Nessuno mi ha dato una risposta convincente. Però è nell’aria’.
Plagiati da Vera e dalle sue tirapiedi!’.
Calma, non pensare così forte. Comunque Vera ha curato molto la sua immagine pubblica. Presenzia al consiglio, guarisce i malati… Ha stupito tanto la sua sincerità, quando ha ammesso pubblicamente di essere stata creata da Elyon’.
Non che potesse negarlo. Era ben noto che la Regina Adariel non avesse altre figlie’.
Però sarebbe stato credibile che qualcuno dei maschi Escanor avesse figlie segrete sulla Terra, che sarebbero sempre definibili come cugine o sorelle di Elyon’.
E di Phobos’.
Già… La profezia’, pensa Vathek, guardando ancora dalla finestra.

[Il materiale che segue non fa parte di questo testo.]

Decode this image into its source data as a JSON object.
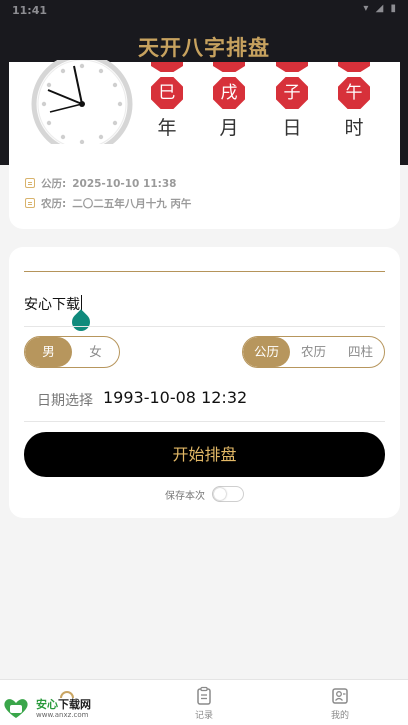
{
  "status_bar": {
    "time": "11:41",
    "icons": "▾ ◢ ▮"
  },
  "app": {
    "title": "天开八字排盘"
  },
  "pillars": [
    {
      "top_char": "",
      "char": "巳",
      "label": "年"
    },
    {
      "top_char": "",
      "char": "戌",
      "label": "月"
    },
    {
      "top_char": "",
      "char": "子",
      "label": "日"
    },
    {
      "top_char": "",
      "char": "午",
      "label": "时"
    }
  ],
  "dates": {
    "gregorian_label": "公历:",
    "gregorian_value": "2025-10-10 11:38",
    "lunar_label": "农历:",
    "lunar_value": "二〇二五年八月十九 丙午"
  },
  "form": {
    "name_value": "安心下载",
    "gender_options": [
      "男",
      "女"
    ],
    "gender_selected": "男",
    "calendar_options": [
      "公历",
      "农历",
      "四柱"
    ],
    "calendar_selected": "公历",
    "date_label": "日期选择",
    "date_value": "1993-10-08 12:32",
    "start_button": "开始排盘",
    "save_label": "保存本次",
    "save_toggle": false
  },
  "nav": {
    "items": [
      {
        "label": "",
        "icon": "home-icon"
      },
      {
        "label": "记录",
        "icon": "record-icon"
      },
      {
        "label": "我的",
        "icon": "profile-icon"
      }
    ]
  },
  "watermark": {
    "main_green": "安心",
    "main_dark": "下载网",
    "sub": "www.anxz.com"
  },
  "colors": {
    "header": "#19191e",
    "gold": "#b7965d",
    "red": "#d7313a",
    "title_gold": "#c7a25f",
    "teal": "#0f8a7c"
  }
}
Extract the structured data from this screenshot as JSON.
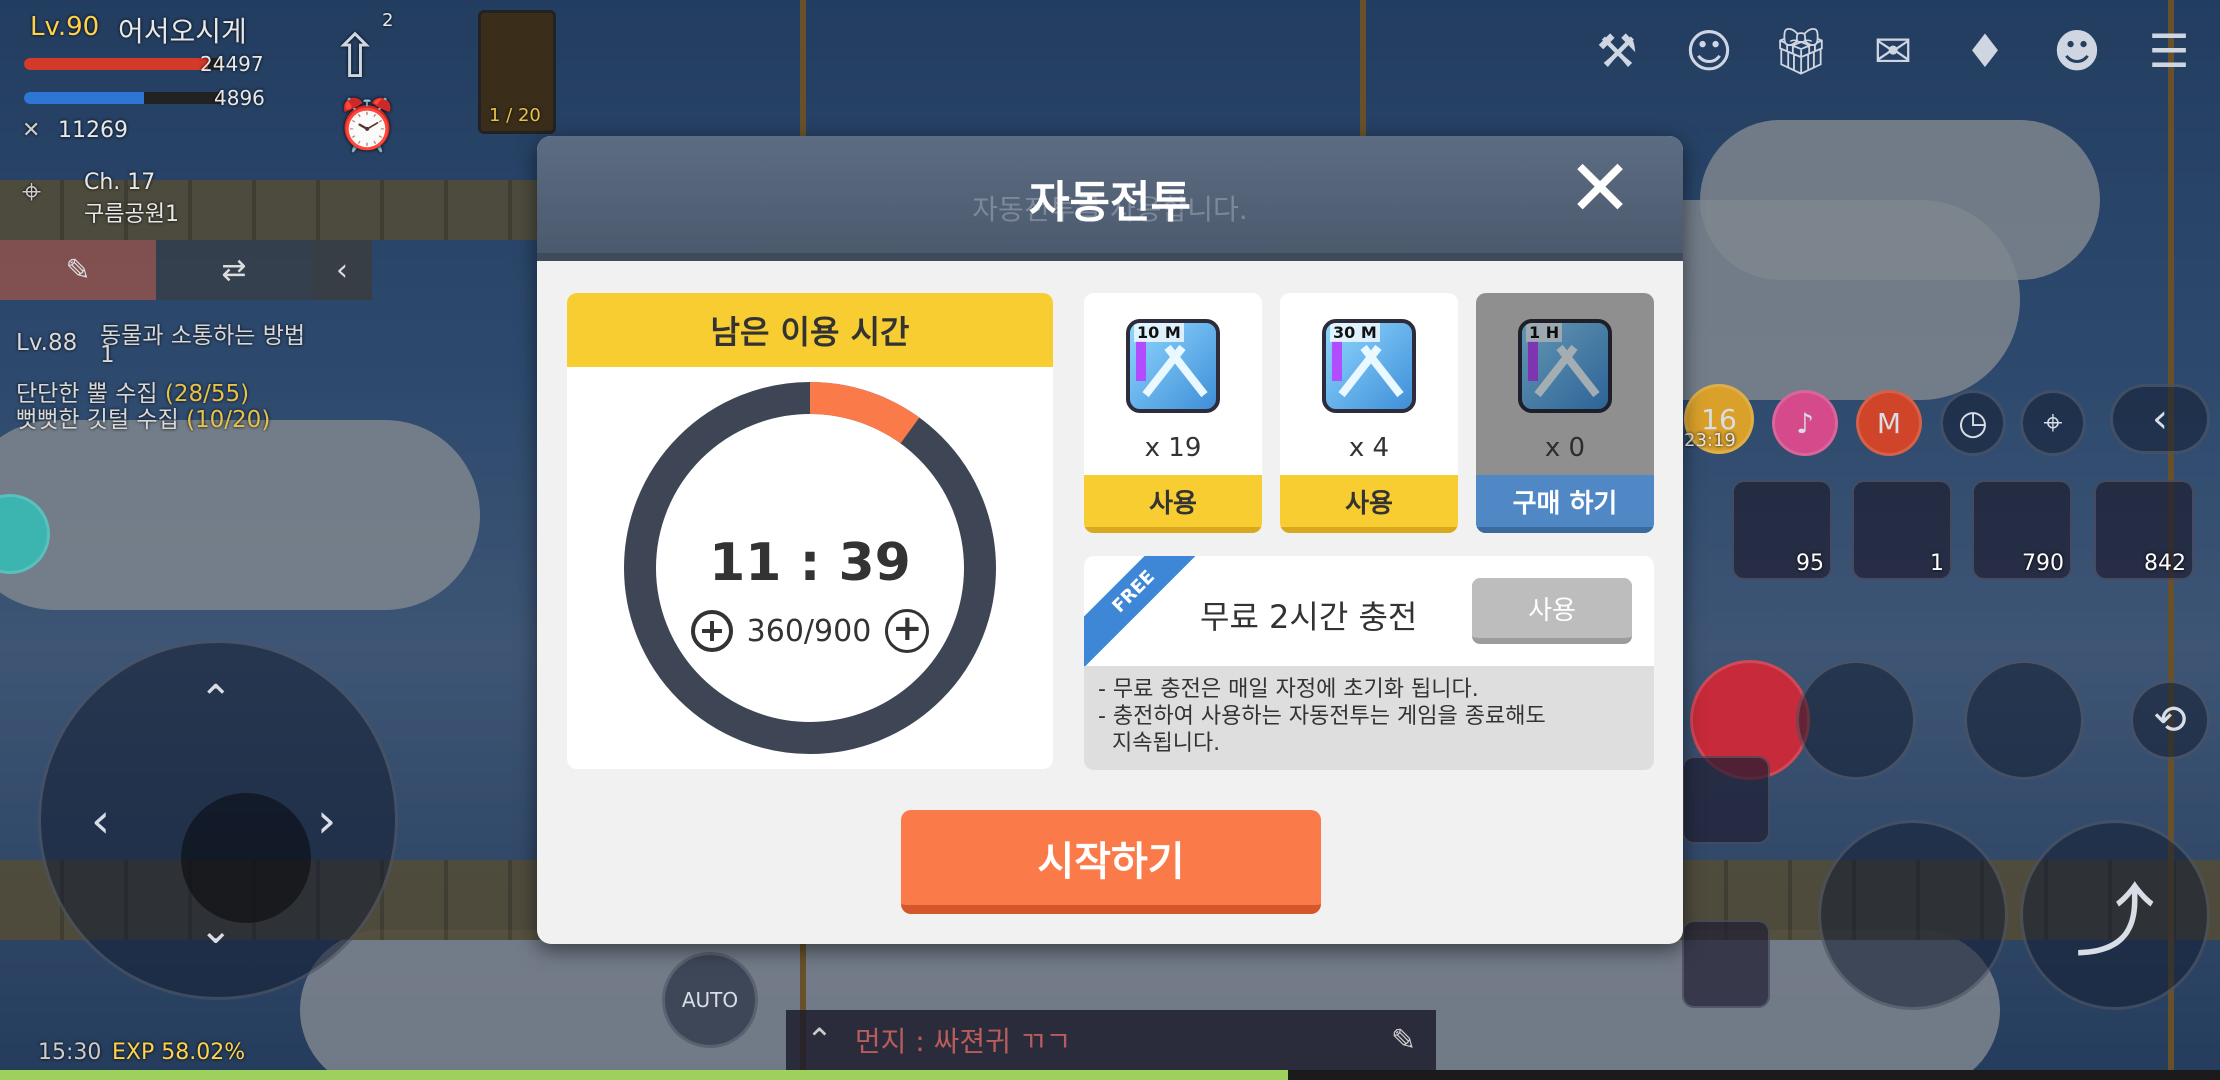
{
  "player": {
    "level": "Lv.90",
    "name": "어서오시게",
    "hp": "24497",
    "mp": "4896",
    "power": "11269",
    "channel": "Ch. 17",
    "map": "구름공원1",
    "party_count": "2",
    "pet_count": "1 / 20"
  },
  "quest": {
    "level": "Lv.88",
    "title_line1": "동물과 소통하는 방법",
    "title_line2": "1",
    "task1_text": "단단한 뿔 수집 ",
    "task1_progress": "(28/55)",
    "task2_text": "뻣뻣한 깃털 수집 ",
    "task2_progress": "(10/20)"
  },
  "hud": {
    "buff_timer": "23:19",
    "slots": [
      {
        "count": "95"
      },
      {
        "count": "1"
      },
      {
        "count": "790"
      },
      {
        "count": "842"
      }
    ],
    "auto_label": "AUTO",
    "time": "15:30",
    "exp": "EXP 58.02%",
    "exp_fraction": 0.5802,
    "chat_text": "먼지 : 싸젼귀 ㄲㄱ"
  },
  "dialog": {
    "title": "자동전투",
    "subtitle_ghost": "자동전투를 사용합니다.",
    "close_glyph": "✕",
    "remaining": {
      "header": "남은 이용 시간",
      "time": "11 : 39",
      "energy": "360/900",
      "plus": "+",
      "fraction_used": 0.1
    },
    "tickets": [
      {
        "tag": "10 M",
        "count": "x 19",
        "button": "사용"
      },
      {
        "tag": "30 M",
        "count": "x 4",
        "button": "사용"
      },
      {
        "tag": "1 H",
        "count": "x 0",
        "button": "구매 하기"
      }
    ],
    "free": {
      "ribbon": "FREE",
      "label": "무료 2시간 충전",
      "button": "사용"
    },
    "notes": [
      "- 무료 충전은 매일 자정에 초기화 됩니다.",
      "- 충전하여 사용하는 자동전투는 게임을 종료해도",
      "  지속됩니다."
    ],
    "start": "시작하기"
  },
  "colors": {
    "accent_yellow": "#f7cd32",
    "start_orange": "#fb7a4a",
    "ring_dark": "#3e4655",
    "ring_progress": "#fb7a4a",
    "buy_blue": "#4f88c4"
  }
}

Ora che è quasi buio, il temporale sembra sul punto di esaurirsi. Piove ancora, ma almeno il vento non sbatte più le gocce contro il vetro.
Caleb sospira, sempre fingendosi assorto nel suo solitario a carte. ‘Non vedo l’ora che quest’anno fatidico passi, e che Elyon, quella vera, torni a mettere fine a questa parodia’.
Un anno… mancano ancora sette mesi. La famosa profezia dice che sarà proprio Elyon a mettere fine alla tirannia?’.
Veramente dice solo quando finirà, non come’.
Te lo chiedo, Cal… Te lo chiedo perché temo che, se le cose vanno avanti così, forse la città si rivolterà e si libererà da sola. Se fosse così, poi la vorrebbero ancora per regina?’.
Posta questa domanda, Vathek si volge con circospezione e guarda Caleb a lungo, attendendo una qualche risposta. Vede un ultimo lampo illuminargli il viso e gli occhi assorti, che solo ora riconosce con sicurezza come quelli dell’amico.
Il silenzio viene riempito solo da un tuono lontano.